Beberapa daerah sudah mulai belajar melepaskan diri dari ketergantungan itu.
Banyuwangi membuktikan bahwa kreativitas bisa menggantikan subsidi.
Dengan mengembangkan sektor pariwisata dan budaya lokal, merekalah menaikkan PAD dua kali lipat dalam lima tahun. Dan beberapa daerah lainnya.
Tentu, mencapai kemandirian fiskal tidak mudah. Ada tantangan birokrasi, keterbatasan kapasitas aparatur dan resistensi dari budaya lama.
Semua itu tidak akan berubah kalau daerah hanya menunggu. Karena kemandirian fiskal bukan sesuatu yang diberi.
Melainkan harus dibangun.
Langkahnya sederhana :
Pertama Optimalkan potensi lokal. Tidak semua harus besar, mulai dari pengelolaan aset daerah, pariwisata, hingga retribusi yang bocor.
kedua Kurangi belanja tidak produktif. Uang publik seharusnya menghasilkan nilai publik, bukan sekadar laporan.

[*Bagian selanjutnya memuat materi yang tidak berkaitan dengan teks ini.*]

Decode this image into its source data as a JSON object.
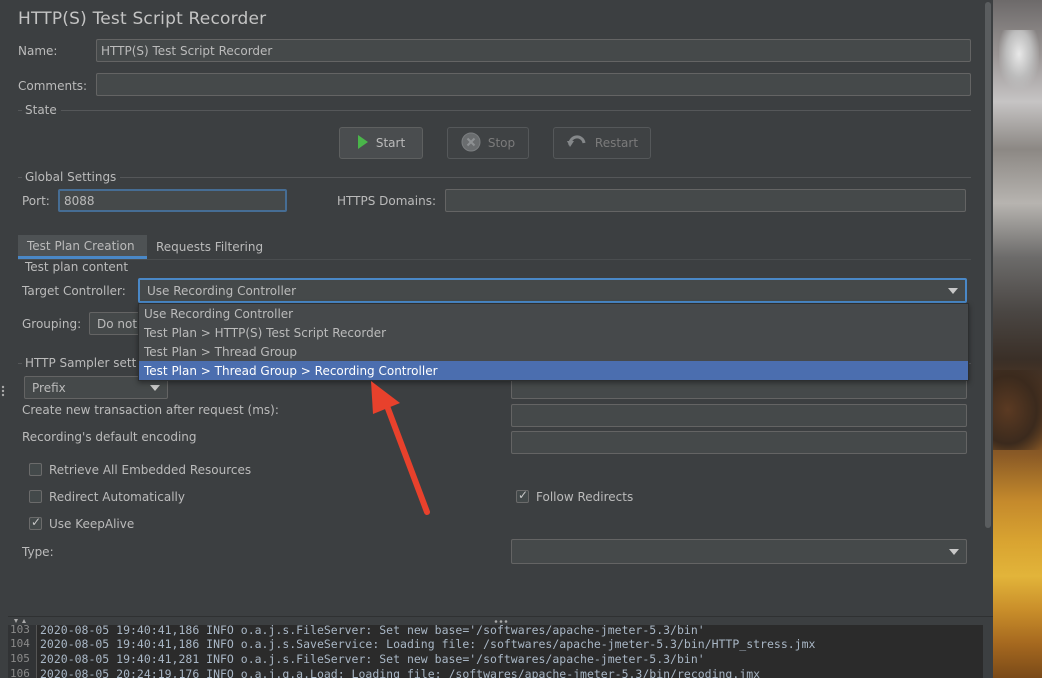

Ketiga Bangun sistem pajak yang transparan. Digitalisasi, integrasi data, dan pengawasan yang terbuka bisa menggandakan pendapatan tanpa menaikkan tarif.

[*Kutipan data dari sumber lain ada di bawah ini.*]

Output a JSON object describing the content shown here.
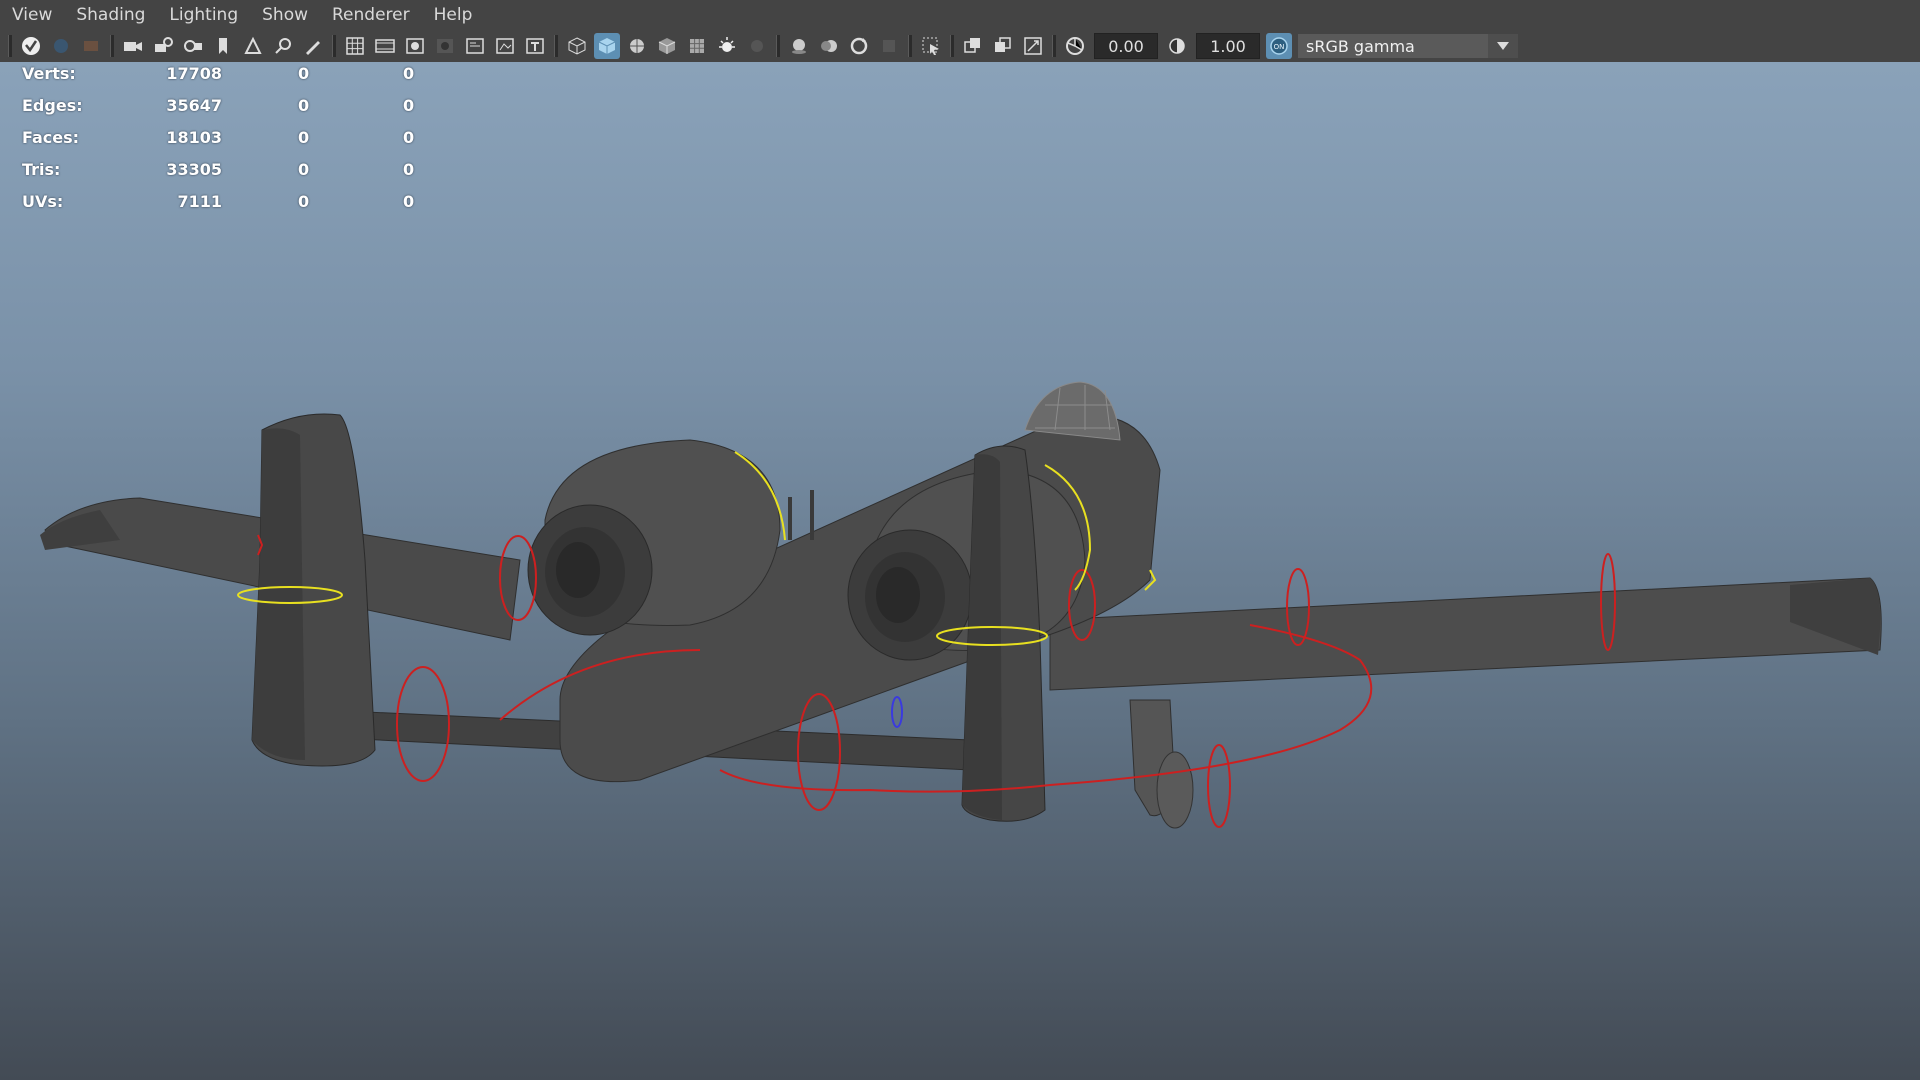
{
  "menu": [
    "View",
    "Shading",
    "Lighting",
    "Show",
    "Renderer",
    "Help"
  ],
  "toolbar": {
    "exposure_value": "0.00",
    "gamma_value": "1.00",
    "color_space": "sRGB gamma",
    "icons": [
      "select-camera-icon",
      "camera-icon",
      "camera-lock-icon",
      "camera-attributes-icon",
      "bookmark-icon",
      "image-plane-icon",
      "2d-pan-zoom-icon",
      "grease-pencil-icon",
      "grid-icon",
      "film-gate-icon",
      "resolution-gate-icon",
      "gate-mask-icon",
      "field-chart-icon",
      "safe-action-icon",
      "safe-title-icon",
      "wireframe-icon",
      "smooth-shade-icon",
      "wireframe-on-shaded-icon",
      "xray-icon",
      "use-default-material-icon",
      "lights-icon",
      "shadows-icon",
      "screen-space-ao-icon",
      "motion-blur-icon",
      "anti-aliasing-icon",
      "depth-of-field-icon",
      "isolate-select-icon",
      "xray-joints-icon",
      "xray-active-icon",
      "backface-icon",
      "exposure-icon",
      "gamma-icon",
      "color-management-icon",
      "dropdown-chevron-icon"
    ]
  },
  "hud": {
    "rows": [
      {
        "label": "Verts:",
        "v1": "17708",
        "v2": "0",
        "v3": "0"
      },
      {
        "label": "Edges:",
        "v1": "35647",
        "v2": "0",
        "v3": "0"
      },
      {
        "label": "Faces:",
        "v1": "18103",
        "v2": "0",
        "v3": "0"
      },
      {
        "label": "Tris:",
        "v1": "33305",
        "v2": "0",
        "v3": "0"
      },
      {
        "label": "UVs:",
        "v1": "7111",
        "v2": "0",
        "v3": "0"
      }
    ]
  },
  "colors": {
    "model": "#4a4a4a",
    "control_curve_red": "#cc2020",
    "control_curve_yellow": "#e8e020",
    "accent": "#5d8fb3"
  }
}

Poin-poin diatas tentu bukan hanya itu saja, ada banyak instrumen lain yang bisa dilakukan untuk itu. Sebab kemandirian fiskal bukan hanya urusan kas daerah.

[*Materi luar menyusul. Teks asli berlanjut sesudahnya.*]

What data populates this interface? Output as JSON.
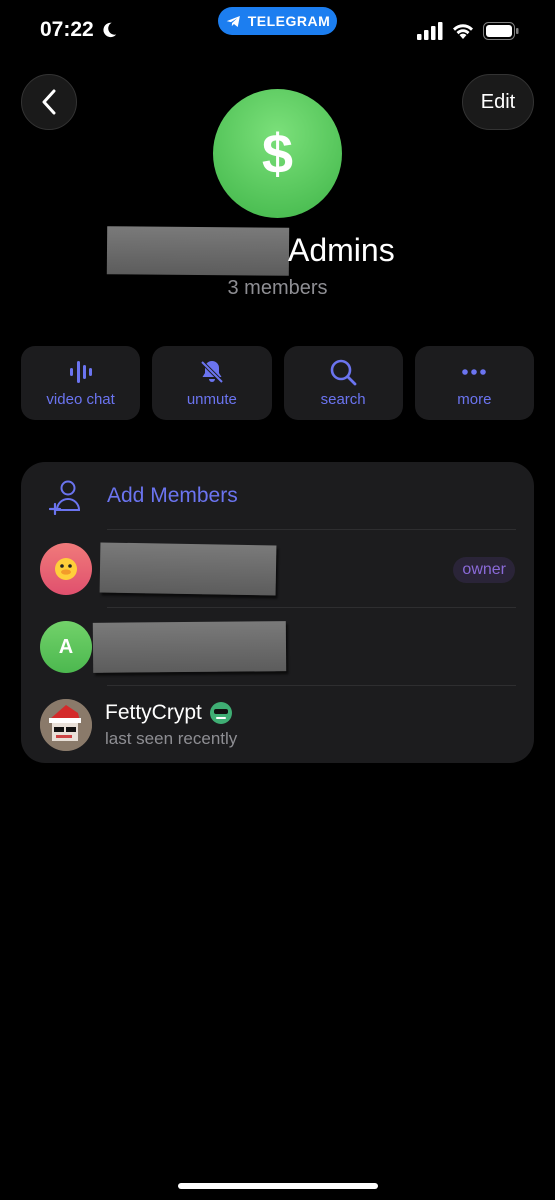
{
  "status_bar": {
    "time": "07:22",
    "app_pill": "TELEGRAM"
  },
  "header": {
    "edit_label": "Edit"
  },
  "group": {
    "avatar_symbol": "$",
    "name": "Admins",
    "member_count": "3 members"
  },
  "actions": [
    {
      "label": "video chat",
      "icon": "waveform-icon"
    },
    {
      "label": "unmute",
      "icon": "bell-slash-icon"
    },
    {
      "label": "search",
      "icon": "search-icon"
    },
    {
      "label": "more",
      "icon": "ellipsis-icon"
    }
  ],
  "members_section": {
    "add_label": "Add Members",
    "members": [
      {
        "name": "",
        "role": "owner",
        "avatar_color": "#e8617a"
      },
      {
        "name": "",
        "avatar_letter": "A",
        "avatar_color": "#5ec75a"
      },
      {
        "name": "FettyCrypt",
        "status": "last seen recently"
      }
    ]
  },
  "colors": {
    "accent": "#6b74f0",
    "telegram_blue": "#1c7ef0",
    "green": "#4cc25a"
  }
}
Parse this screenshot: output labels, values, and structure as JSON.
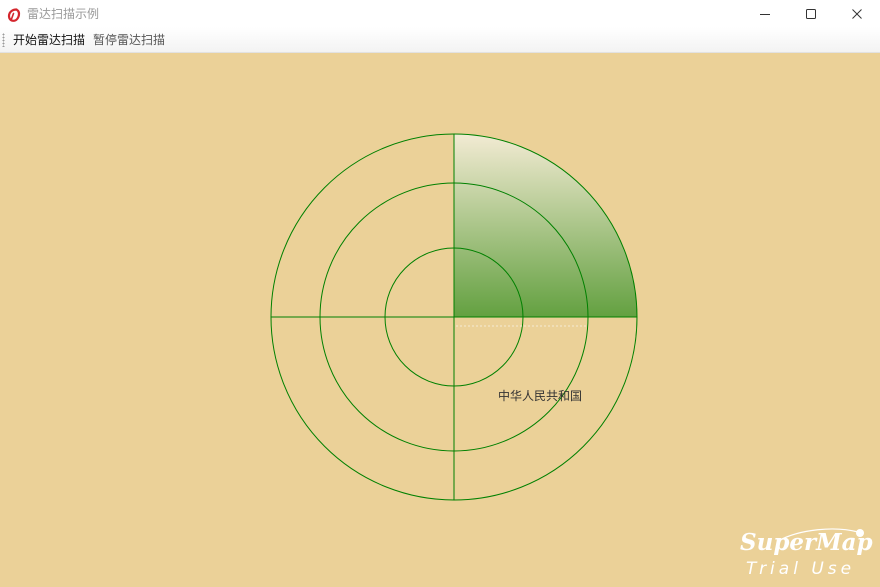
{
  "window": {
    "title": "雷达扫描示例",
    "controls": {
      "minimize": "minimize-icon",
      "maximize": "maximize-icon",
      "close": "close-icon"
    }
  },
  "toolbar": {
    "start_label": "开始雷达扫描",
    "pause_label": "暂停雷达扫描"
  },
  "map": {
    "background_color": "#ebd198",
    "radar_color": "#008000",
    "sweep_color": "#5c9e3c",
    "label": "中华人民共和国"
  },
  "watermark": {
    "brand": "SuperMap",
    "sub": "Trial Use"
  }
}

Ini juga menyangkut harga diri politik.
Daerah yang mampu membiayai dirinya sendiri memiliki kekuatan untuk menentukan arah pembangunan. Dan kepala daerah yang tidak bergantung pada pusat, akan lebih berani mengambil keputusan yang berpihak pada rakyatnya.
Sebaliknya, ketergantungan fiskal membuat semua kepala menengadah ke atas, bukan menunduk ke bawah, kepada rakyat.
Mungkin inilah saatnya kita meninjau ulang makna otonomi daerah.
Bukan sekadar pemindahan wewenang administratif, tapi yang paling penting adalah perubahan paradigma
dari menerima menjadi mencipta.
Kemandirian fiskal bukan cita-cita baru. Sudah lama tertulis di undang-undang, hanya saja belum benar-benar hidup dalam tindakan.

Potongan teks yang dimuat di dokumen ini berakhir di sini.